ERBIL (Kurdistan 24) – The United Kingdom has granted asylum to an Iraqi man who was accused of indirectly participating in war crimes under the Saddam Hussein regime, British media reported on Saturday.
Mohammed Kassim al-Byati, 54, served as a doctor under Hussein’s military intelligence agency known as Al-Istikhbarat where he was forced to treat prisoners who were being tortured so that they could endure more torture, The Telegraph reported.
A UK appeal court ruled this week that there was insufficient evidence to prove that Byati had directly tortured or contributed to the torture of prisoners, it added.
The 54-year-old left Iraq in December 1995 for Libya where he worked as a doctor under Muammar Gaddafi’s regime. He arrived in Britain in January 2000. According to The Telegraph, Byati waited seven years before he claimed asylum.
The UK’s Home Office Border Agency rejected the Iraqi’s claim at the time, alleging he had “committed crimes against humanity” while he worked as a doctor in Iraq. He was allowed to stay in Britain after Iraqi immigration officials warned the Home Office the doctor’s life would be in danger if he returned.
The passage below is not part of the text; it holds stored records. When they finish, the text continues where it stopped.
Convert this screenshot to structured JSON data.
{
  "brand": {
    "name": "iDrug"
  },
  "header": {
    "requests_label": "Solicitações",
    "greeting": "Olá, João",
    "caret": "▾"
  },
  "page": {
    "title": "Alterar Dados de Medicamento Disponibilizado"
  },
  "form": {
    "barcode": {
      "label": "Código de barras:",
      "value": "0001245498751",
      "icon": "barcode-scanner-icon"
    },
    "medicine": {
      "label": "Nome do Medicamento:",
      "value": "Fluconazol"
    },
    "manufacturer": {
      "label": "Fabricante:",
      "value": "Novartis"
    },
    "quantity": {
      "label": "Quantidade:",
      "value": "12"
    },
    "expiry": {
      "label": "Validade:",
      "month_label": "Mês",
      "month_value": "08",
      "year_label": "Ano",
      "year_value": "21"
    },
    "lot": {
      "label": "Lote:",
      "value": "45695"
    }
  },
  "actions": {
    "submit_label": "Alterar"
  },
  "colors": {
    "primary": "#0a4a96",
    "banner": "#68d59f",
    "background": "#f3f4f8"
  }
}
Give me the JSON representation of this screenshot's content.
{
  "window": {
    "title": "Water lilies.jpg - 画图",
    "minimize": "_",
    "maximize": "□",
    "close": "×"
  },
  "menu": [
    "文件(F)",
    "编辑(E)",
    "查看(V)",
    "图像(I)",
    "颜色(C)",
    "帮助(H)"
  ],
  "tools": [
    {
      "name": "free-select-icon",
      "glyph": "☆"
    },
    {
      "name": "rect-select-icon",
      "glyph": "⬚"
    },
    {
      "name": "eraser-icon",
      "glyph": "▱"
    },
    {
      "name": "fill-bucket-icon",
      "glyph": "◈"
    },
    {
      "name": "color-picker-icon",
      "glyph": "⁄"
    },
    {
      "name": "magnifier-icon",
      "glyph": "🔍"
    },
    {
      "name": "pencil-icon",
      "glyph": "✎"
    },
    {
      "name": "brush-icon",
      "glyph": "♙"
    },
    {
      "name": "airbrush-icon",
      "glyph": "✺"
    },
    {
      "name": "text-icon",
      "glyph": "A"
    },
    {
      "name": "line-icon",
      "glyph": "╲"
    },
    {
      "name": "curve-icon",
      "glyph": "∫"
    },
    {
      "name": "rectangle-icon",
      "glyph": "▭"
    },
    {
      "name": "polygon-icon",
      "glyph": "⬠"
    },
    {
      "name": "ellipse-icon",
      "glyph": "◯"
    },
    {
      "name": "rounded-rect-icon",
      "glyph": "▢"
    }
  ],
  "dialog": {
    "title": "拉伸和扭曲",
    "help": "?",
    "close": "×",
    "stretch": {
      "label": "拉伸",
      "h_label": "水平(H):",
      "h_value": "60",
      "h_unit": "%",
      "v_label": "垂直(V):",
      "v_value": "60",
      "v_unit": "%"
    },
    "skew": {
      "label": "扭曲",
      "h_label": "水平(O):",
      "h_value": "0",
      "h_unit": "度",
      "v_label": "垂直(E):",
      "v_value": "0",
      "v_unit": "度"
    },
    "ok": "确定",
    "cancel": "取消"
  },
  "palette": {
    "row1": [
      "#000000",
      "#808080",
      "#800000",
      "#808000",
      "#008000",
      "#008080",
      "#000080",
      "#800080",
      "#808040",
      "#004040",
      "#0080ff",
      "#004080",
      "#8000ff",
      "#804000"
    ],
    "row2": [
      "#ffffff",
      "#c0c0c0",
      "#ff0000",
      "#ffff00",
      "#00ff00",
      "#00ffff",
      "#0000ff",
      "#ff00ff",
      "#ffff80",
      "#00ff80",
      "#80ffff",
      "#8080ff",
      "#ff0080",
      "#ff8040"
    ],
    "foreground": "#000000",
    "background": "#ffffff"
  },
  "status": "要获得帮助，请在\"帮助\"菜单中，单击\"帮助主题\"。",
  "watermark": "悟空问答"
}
Although the court at the time did not accuse Byati of direct involvement in the torture, it insisted he knew the prisoners he treated would face further torment and he “never sought to leave the Al-Istikhbarat throughout his military service” between 1992 to 1995.
Since 2015, the Iraqi had argued before immigration tribunals that he carried out his medical duties for fear of his own life and pressure from the Iraqi dictatorship regime.
Three Court of Appeal judges finally ruled in his favor this week, and he was granted asylum, as well as being allowed to practice medicine in the UK where he lives with his wife and children.
At the height of its brutal reign, the former Iraqi regime was responsible for countless acts of war crimes against minority groups in Iraq and Kurds in the autonomous Kurdistan Region.
Hussein was eventually overthrown and sentenced to death by hanging following the US liberation of Iraq in 2003.